Despite the moves to heal the rift, which was sparked by deep and growing misgivings in Portugal over the government's relentless austerity drive to meet the terms of its bailout, many analysts said it was only a question of time before the government fell.
President Anibal Cavaco Silva's office said he had begun meetings with political parties to seek a solution, which would go on through the week.
OPPOSITION WANTS ELECTION
Antonio Jose Seguro, leader of the main opposition Socialists, made clear after meeting the president that his party wanted an early election.
"We consider that the country has to return rapidly to having a government with cohesion and strength," Seguro told journalists, proposing a vote on September 29, to coincide with local elections.
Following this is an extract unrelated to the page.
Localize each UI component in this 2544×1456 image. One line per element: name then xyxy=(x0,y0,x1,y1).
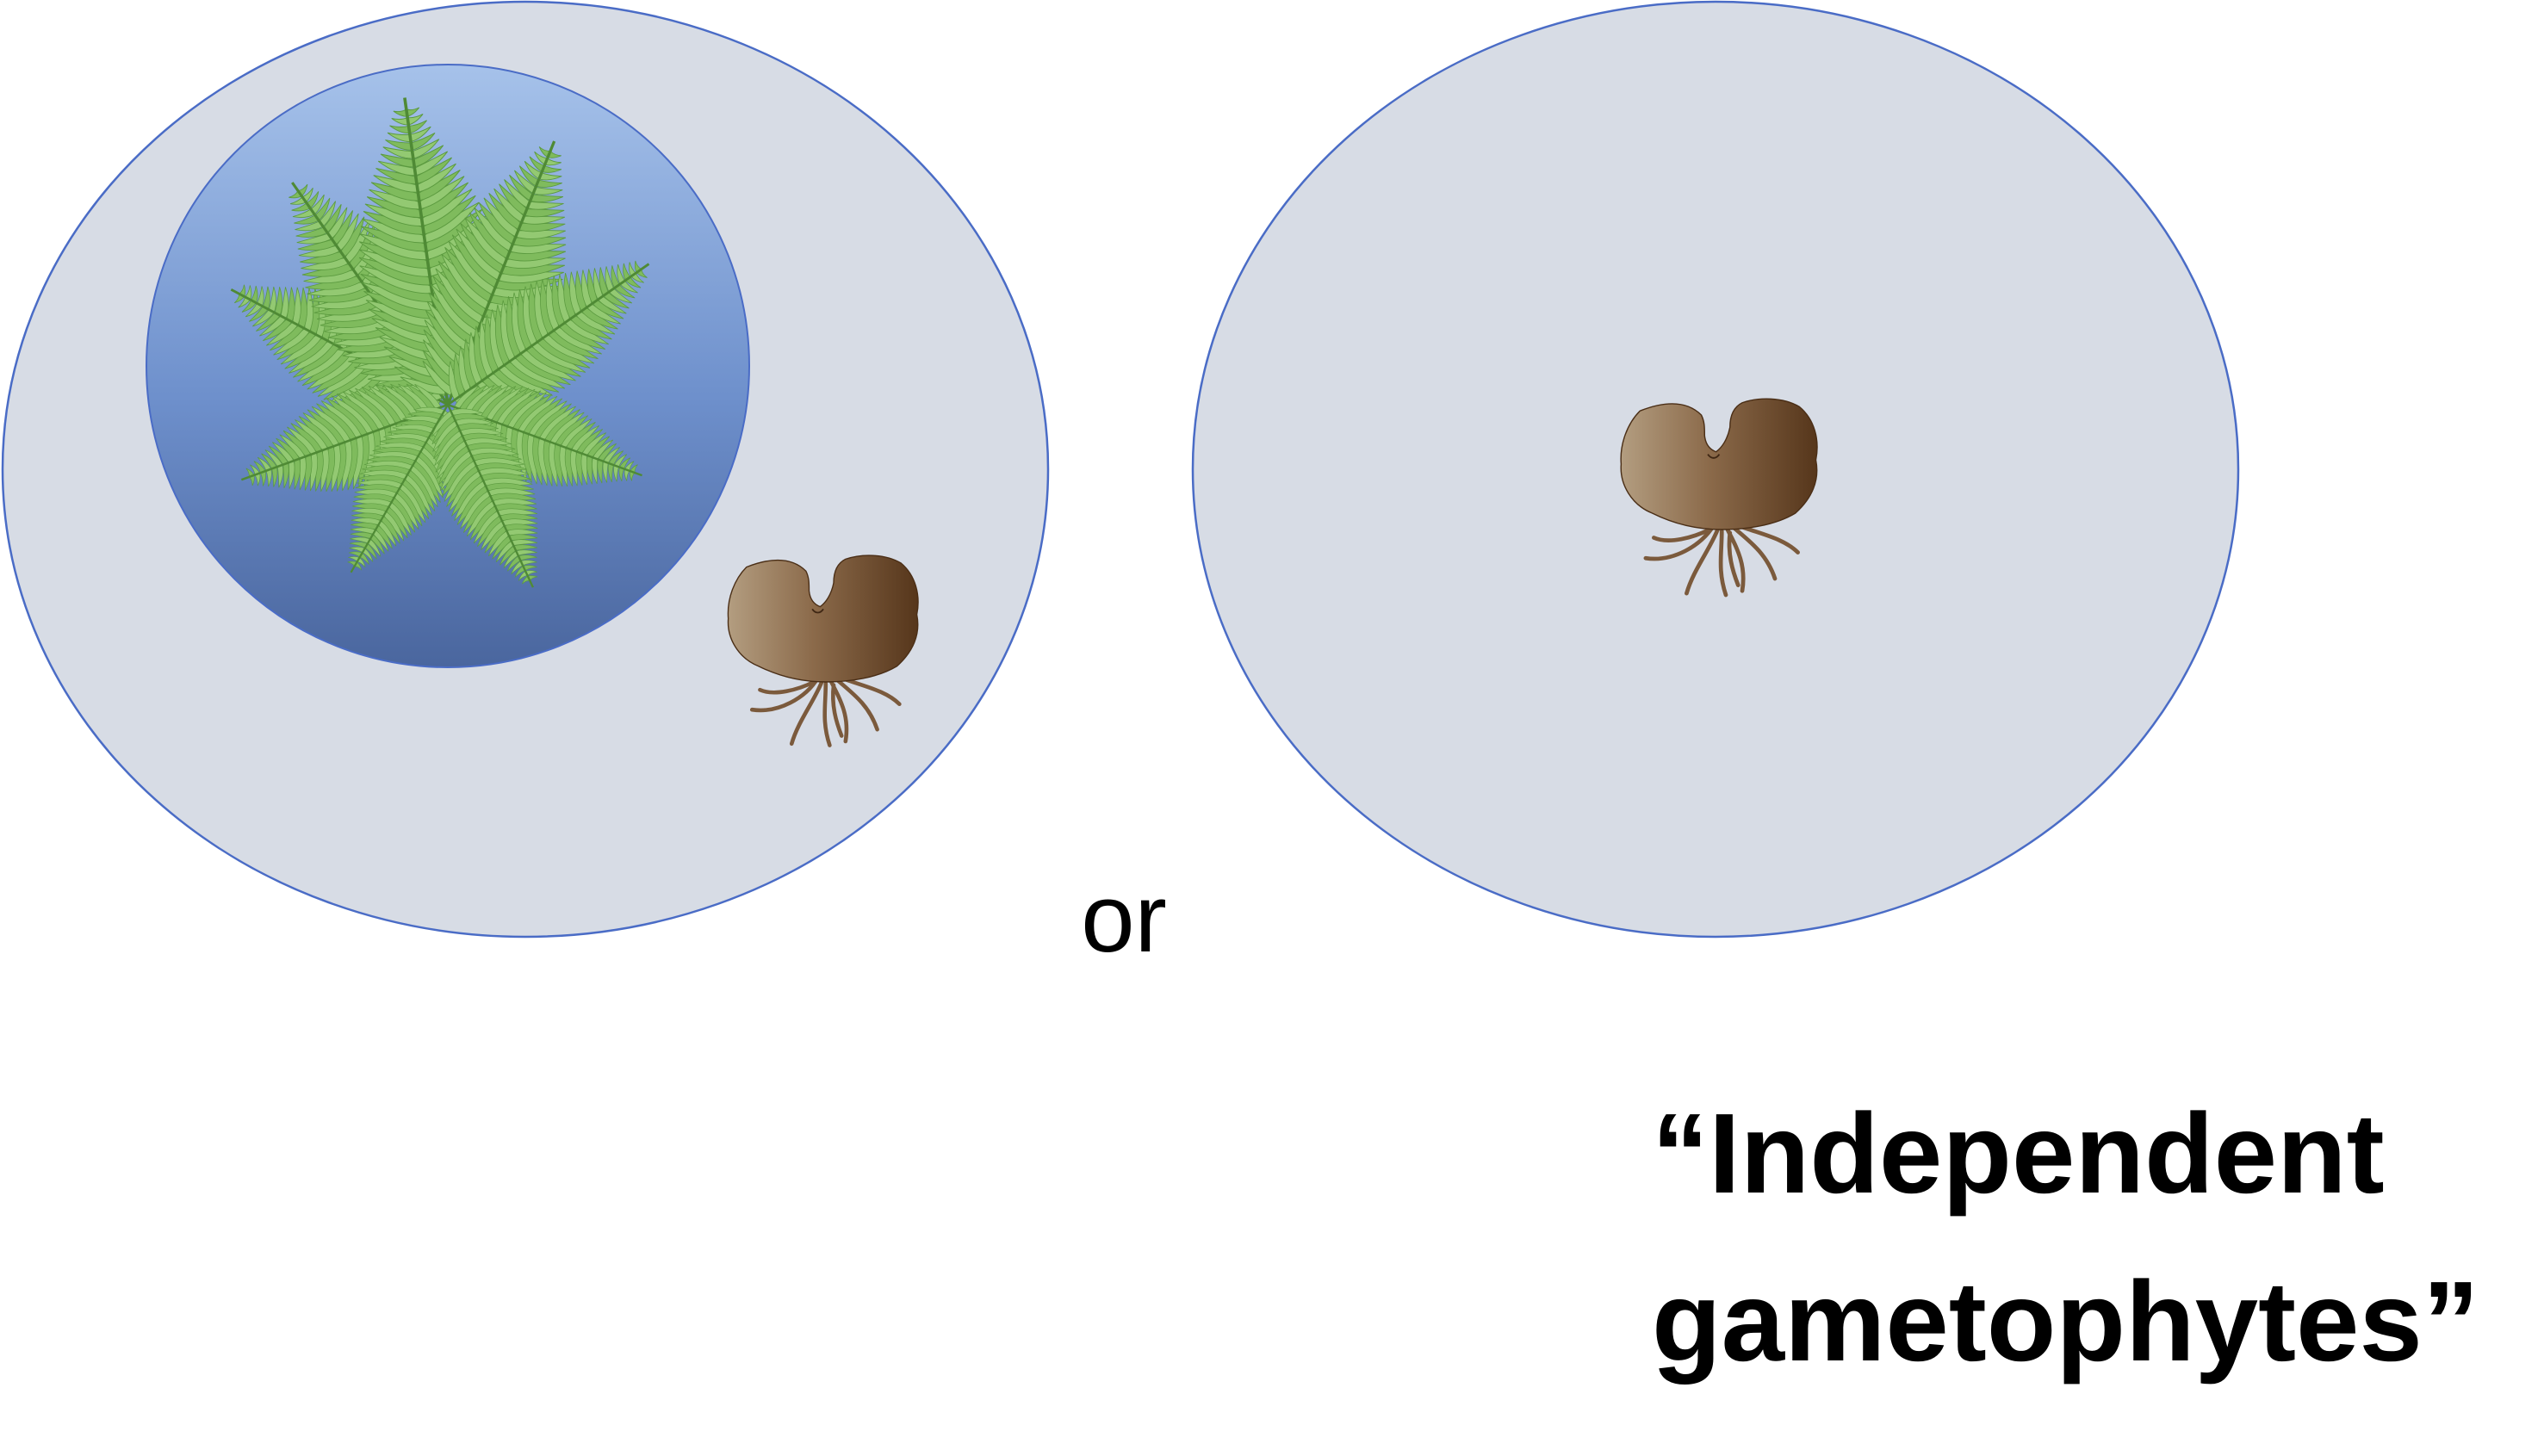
caption-line-1: “Independent xyxy=(1652,1090,2385,1217)
or-label: or xyxy=(1081,864,1167,972)
caption-line-2: gametophytes” xyxy=(1652,1258,2479,1385)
With no solution imminent, Portugal's bond and stock prices tumbled. Lisbon's creditors - the European Union and International Monetary Fund - are due in Lisbon to start their next review of the economy on July 15, but that visit might now be delayed.
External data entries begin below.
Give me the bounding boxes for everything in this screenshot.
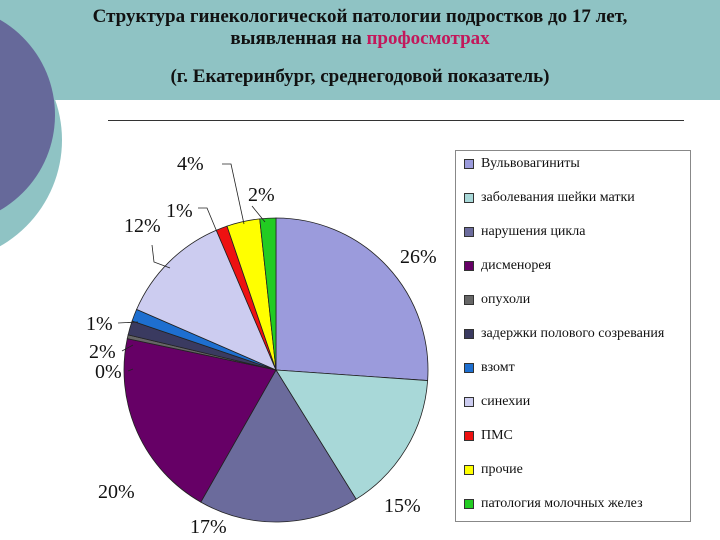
legend-swatch-10 — [464, 499, 474, 509]
slice-label-9: 4% — [177, 153, 204, 175]
title-line-1: Структура гинекологической патологии под… — [92, 6, 628, 27]
legend-label-8: ПМС — [481, 428, 513, 443]
chart-legend: Вульвовагиниты заболевания шейки матки нар… — [455, 150, 691, 522]
legend-label-2: нарушения цикла — [481, 224, 586, 239]
legend-label-4: опухоли — [481, 292, 531, 307]
pie-slices — [123, 217, 429, 523]
slice-label-4: 0% — [95, 361, 122, 383]
legend-swatch-7 — [464, 397, 474, 407]
decorative-circle-purple — [0, 19, 55, 211]
legend-label-1: заболевания шейки матки — [481, 190, 635, 205]
slice-label-6: 1% — [86, 313, 113, 335]
slice-label-1: 15% — [384, 495, 421, 517]
slice-label-0: 26% — [400, 246, 437, 268]
slice-label-7: 12% — [124, 215, 161, 237]
slice-label-3: 20% — [98, 481, 135, 503]
legend-swatch-0 — [464, 159, 474, 169]
leader-line-10 — [251, 205, 266, 223]
legend-label-6: взомт — [481, 360, 515, 375]
legend-label-10: патология молочных желез — [481, 496, 643, 511]
title-line-2: выявленная на профосмотрах — [0, 28, 720, 50]
legend-label-7: синехии — [481, 394, 531, 409]
pie-slice-3 — [123, 338, 277, 503]
legend-label-9: прочие — [481, 462, 523, 477]
legend-swatch-8 — [464, 431, 474, 441]
slice-labels: 26%15%17%20%0%2%1%12%1%4%2% — [86, 153, 437, 538]
title-line-2-prefix: выявленная на — [230, 28, 367, 49]
legend-label-5: задержки полового созревания — [481, 326, 665, 341]
leader-line-6 — [117, 321, 139, 324]
title-highlight: профосмотрах — [366, 28, 490, 49]
page-subtitle: (г. Екатеринбург, среднегодовой показате… — [170, 66, 550, 87]
divider-line — [108, 120, 684, 121]
legend-swatch-2 — [464, 227, 474, 237]
slice-label-5: 2% — [89, 341, 116, 363]
legend-swatch-1 — [464, 193, 474, 203]
leader-line-5 — [121, 344, 134, 352]
pie-slice-10 — [259, 217, 277, 371]
legend-label-3: дисменорея — [481, 258, 552, 273]
pie-slice-7 — [136, 229, 277, 371]
legend-swatch-9 — [464, 465, 474, 475]
legend-swatch-6 — [464, 363, 474, 373]
leader-line-4 — [127, 368, 134, 372]
legend-swatch-3 — [464, 261, 474, 271]
leader-line-7 — [151, 244, 171, 269]
header-band — [0, 0, 720, 100]
slice-label-8: 1% — [166, 200, 193, 222]
legend-swatch-4 — [464, 295, 474, 305]
legend-label-0: Вульвовагиниты — [481, 156, 580, 171]
slice-label-10: 2% — [248, 184, 275, 206]
pie-slice-0 — [275, 217, 429, 381]
slice-label-2: 17% — [190, 516, 227, 538]
leader-lines — [117, 163, 266, 372]
legend-swatch-5 — [464, 329, 474, 339]
page-title: Структура гинекологической патологии под… — [0, 6, 720, 50]
leader-line-8 — [198, 207, 218, 233]
pie-slice-1 — [275, 369, 429, 500]
leader-line-9 — [222, 163, 245, 225]
pie-slice-2 — [200, 369, 357, 523]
Passos Coelho said he thought agreement could be found with his coalition partner.
"So far, despite all the problems, the two parties in the coalition have managed to put national interests above their local differences and have shown the country the majority is working. It's certainly not now that we'll put that at risk."
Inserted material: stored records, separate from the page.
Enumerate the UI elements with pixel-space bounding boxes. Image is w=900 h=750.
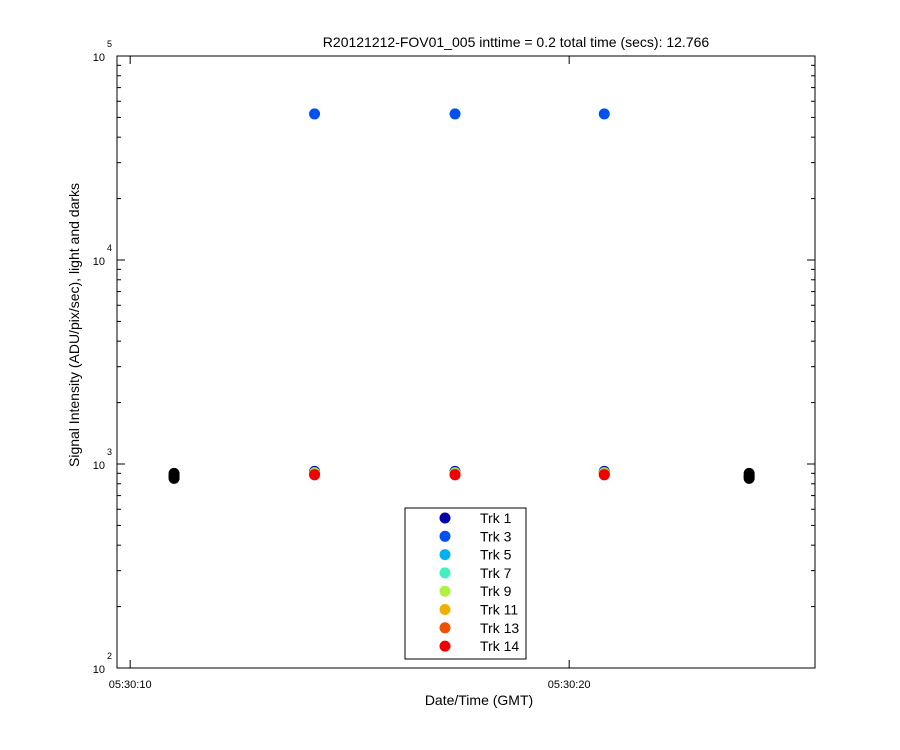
dark-data-point bbox=[743, 472, 755, 484]
y-tick-label-exponent: 2 bbox=[107, 651, 112, 661]
x-tick-label: 05:30:20 bbox=[548, 679, 591, 691]
legend-label: Trk 7 bbox=[480, 565, 512, 581]
legend-marker bbox=[439, 604, 451, 615]
legend-marker bbox=[439, 585, 451, 597]
y-tick-label-base: 10 bbox=[93, 256, 105, 268]
legend-entries: Trk 1 Trk 3 Trk 5 Trk 7 Trk 9 Trk 11 Trk 13 Trk… bbox=[439, 510, 519, 654]
legend-label: Trk 3 bbox=[480, 528, 512, 544]
legend-marker bbox=[439, 640, 451, 652]
legend-label: Trk 13 bbox=[480, 620, 519, 636]
y-tick-label-base: 10 bbox=[93, 664, 105, 676]
y-tick-label-base: 10 bbox=[93, 52, 105, 64]
data-point bbox=[449, 108, 461, 120]
legend-label: Trk 1 bbox=[480, 510, 512, 526]
legend-label: Trk 11 bbox=[480, 602, 518, 618]
data-point bbox=[598, 469, 610, 481]
legend-box bbox=[404, 507, 527, 660]
legend: Trk 1 Trk 3 Trk 5 Trk 7 Trk 9 Trk 11 Trk 13 Trk… bbox=[404, 507, 527, 660]
legend-marker bbox=[439, 549, 451, 561]
legend-marker bbox=[439, 622, 451, 634]
y-minor-ticks bbox=[117, 64, 815, 608]
data-point bbox=[309, 469, 321, 481]
data-point bbox=[449, 469, 461, 481]
legend-marker bbox=[439, 512, 451, 524]
y-tick-label-exponent: 3 bbox=[107, 447, 112, 457]
legend-label: Trk 14 bbox=[480, 638, 519, 654]
y-tick-label-exponent: 5 bbox=[107, 39, 112, 49]
legend-label: Trk 9 bbox=[480, 583, 512, 599]
dark-data-point bbox=[168, 472, 180, 484]
legend-label: Trk 5 bbox=[480, 547, 512, 563]
data-points bbox=[168, 108, 755, 484]
y-tick-label-base: 10 bbox=[93, 460, 105, 472]
y-axis-label: Signal Intensity (ADU/pix/sec), light an… bbox=[66, 183, 82, 467]
x-axis-label: Date/Time (GMT) bbox=[425, 692, 533, 708]
y-tick-label-exponent: 4 bbox=[107, 243, 112, 253]
data-point bbox=[309, 108, 321, 120]
legend-marker bbox=[439, 567, 451, 579]
data-point bbox=[598, 108, 610, 120]
x-tick-label: 05:30:10 bbox=[109, 679, 152, 691]
chart-title: R20121212-FOV01_005 inttime = 0.2 total … bbox=[323, 34, 710, 50]
legend-marker bbox=[439, 530, 451, 542]
x-ticks: 05:30:10 05:30:20 bbox=[109, 56, 591, 691]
Passos Coelho has fought to keep Portugal on course to complete its 78 billion euro ($102 billion) bailout next year as scheduled, but the measures have pushed it deeper into its worst economic crisis since the 1970s.
The returns investors demand to hold 10-year bonds surged to above 7.9 percent on Wednesday for the first time since November and the PSI 20 stock index closed 5.3 percent lower, led by losses of over 10 percent in bank shares.
Finance Minister Vitor Gaspar, architect of the spending cuts and tax hikes required by Portugal's lenders, stepped down on Monday, citing an erosion in support for the bailout.
Portas resigned the next day because he objected to the appointment of Treasury Secretary Maria Luis Albuquerque to replace Gaspar.
Passos Coelho refused to accept Portas's resignation, forcing Portas to choose between staying on and pulling his party out of the coalition, robbing it of its majority.
European Commission President Jose Manuel Barroso, a former Portuguese premier, said Portugal risked damaging its hard-earned financial credibility after two years of closely following its bailout program.
"This delicate situation requires a great sense of responsibility from all political forces and leaders," he said.
The president has the power to dissolve parliament and call an election, but he has indicated that if political parties want to unseat the government they must win a vote of no confidence.
"One thing is certain, the prime minister is going to do everything to stay on, giving all possible concessions to Portas," said political scientist Antonio Costa Pinto. "Failing that, however, we can hardly avoid an early election."
Portugal had been hoping to exit its bailout and return to normal debt market funding next year, but the strength of opposition to continued austerity has now thrown this into doubt.
Bank of America Merrill Lynch analysts said the combination of surging yields and political uncertainty "reduces the prospects of Portugal regaining full market access in the next year", raising the prospect of a new bailout being required.